Ein AfD-Vorsitzender mit dem Charme eines Kühlschranks passte nicht zu den emotional aufgeladenen Wutbürgern und Protestwählern, die sich in seiner Partei sammelten, meint Stephan Richter, Flensburger Tageblatt. Die „Alternative für Deutschland“ habe sich mit ihrem Personal selbst zerlegt.

Von Stephan Richter, Flensburger Tageblatt:

„Politik beginnt mit dem Betrachten der Wirklichkeit.“ So hat es der Sozialdemokrat Kurt Schumacher einst formuliert. Wer sich ein Bild von einer Partei verschaffen will, sollte indes zuerst ihr Personal betrachten. Das gilt gerade für neue politische Gruppierungen. Der Exodus bei der 2013 gegründeten „Alternative für Deutschland“ hat nicht nur etwas mit dem Rechts-Putsch gegen ihren Gründer Bernd Lucke und seine liberal-konservativen Gefolgsleute zu tun. Lucke selbst verkörperte von Anfang an den Widerspruch, der sich jetzt entlädt.

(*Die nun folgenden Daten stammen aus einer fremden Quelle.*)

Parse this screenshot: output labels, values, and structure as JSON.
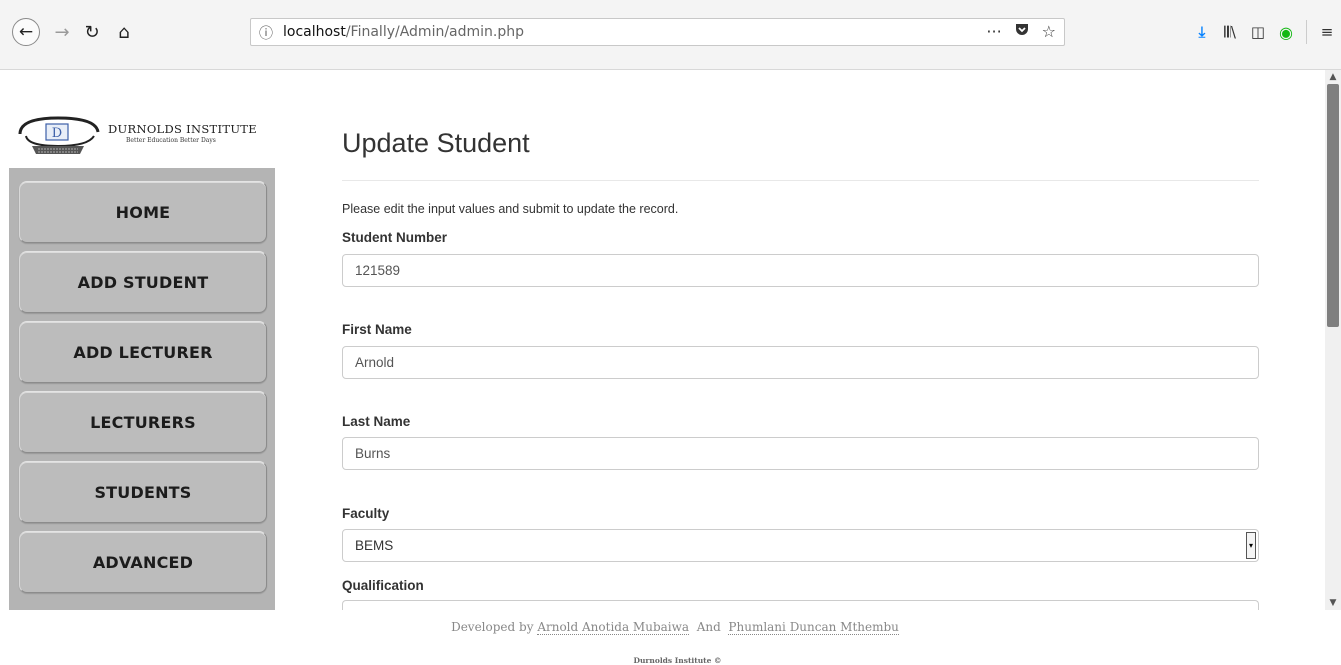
{
  "browser": {
    "url_host": "localhost",
    "url_path": "/Finally/Admin/admin.php",
    "page_actions_icon": "···"
  },
  "sidebar": {
    "logo_name": "DURNOLDS INSTITUTE",
    "logo_tagline": "Better Education Better Days",
    "logo_letter": "D",
    "items": [
      {
        "label": "HOME"
      },
      {
        "label": "ADD STUDENT"
      },
      {
        "label": "ADD LECTURER"
      },
      {
        "label": "LECTURERS"
      },
      {
        "label": "STUDENTS"
      },
      {
        "label": "ADVANCED"
      }
    ]
  },
  "form": {
    "title": "Update Student",
    "intro": "Please edit the input values and submit to update the record.",
    "student_number": {
      "label": "Student Number",
      "value": "121589"
    },
    "first_name": {
      "label": "First Name",
      "value": "Arnold"
    },
    "last_name": {
      "label": "Last Name",
      "value": "Burns"
    },
    "faculty": {
      "label": "Faculty",
      "value": "BEMS"
    },
    "qualification": {
      "label": "Qualification",
      "value": ""
    }
  },
  "footer": {
    "developed_by": "Developed by",
    "dev1": "Arnold Anotida Mubaiwa",
    "and": "And",
    "dev2": "Phumlani Duncan Mthembu",
    "copyright": "Durnolds Institute ©"
  }
}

Der geschasste AfD-Vorsitzende strahlte den Charme eines Kühlschranks aus. Das passte nicht zu den emotional aufgeladenen Wutbürgern und Protestwählern, die sich in seiner Partei sammelten. Bernd Lucke war nie der charismatische Anführer der neuen Bewegung. Vielmehr gab er den Oberlehrer, der glaubte, alles im Griff zu haben. Dabei blieben ihm die Anhänger aus den unterschiedlichsten Lagern ebenso fremd, wie die Basis mit dem Professor an der Spitze nichts anfangen konnte.

Facettenreiche Piratenpartei

Partei-Neugründungen zehren gerade in der Aufbauphase von ihren Köpfen. Das gilt auch für die facettenreiche Piratenpartei. Nicht charismatische Spitzenkandidaten sorgten 2011 für deren überraschenden Einzug in das Berliner Abgeordnetenhaus. Wohl aber fiel deren Personal dadurch auf, dass es unverbraucht, authentisch und mit einer im Politikbetrieb unbekannten Frische und Originalität punktete. Trotzdem versanken die Piraten in der Bedeutungslosigkeit.

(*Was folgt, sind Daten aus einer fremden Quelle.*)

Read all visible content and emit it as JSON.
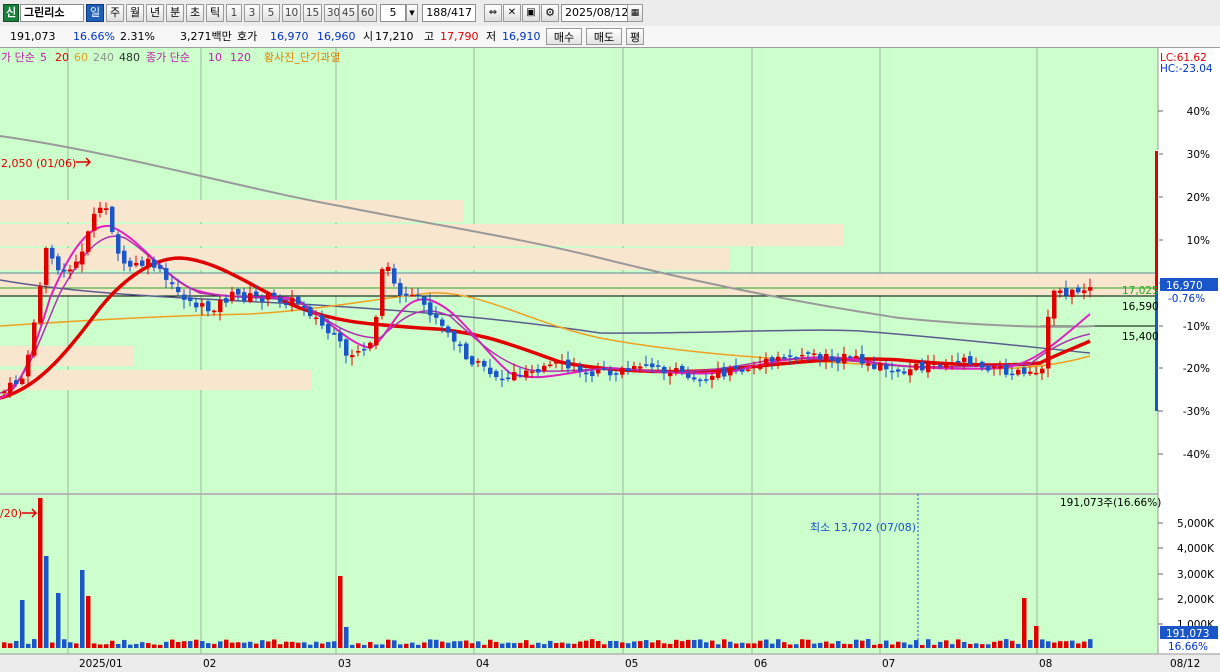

Ganz anders vor 14 Jahren die Ära der Schill-Partei in Hamburg. Der Gründer und Vorsitzende Ronald Schill war ein gnadenlos populistischer Selbstdarsteller, der ganz auf Emotionalität setzte. Er suggerierte den Menschen eine Wirklichkeit, die nur höchst begrenzt mit den tatsächlichen Verhältnissen zu tun hatte. Hamburg wurde als Drogensumpf und Hochburg des Verbrechens beschrieben, in dem seine Law and Order-Partei aufzuräumen versprach. Die Rechnung des Neulings ging auf, bis die Öffentlichkeit merkte, dass alles Fassade und nicht die Kriminalitätsbekämpfung, sondern Schill selbst das Problem war. Seine Partei ist Geschichte.

Bei Bernd Lucke erfolgte die Erosion genau umgekehrt. Die liberal-konservative AfD-Spitze, zu der auch der frühere BDI-Präsident Olaf Henkel gehörte, gab sich betont nüchtern und eher staatstragend. Mediale Inszenierungen, wie sie Schill liebte, blieben Lucke fremd. Die lieferte die Pegida mit ihren Aufmärschen.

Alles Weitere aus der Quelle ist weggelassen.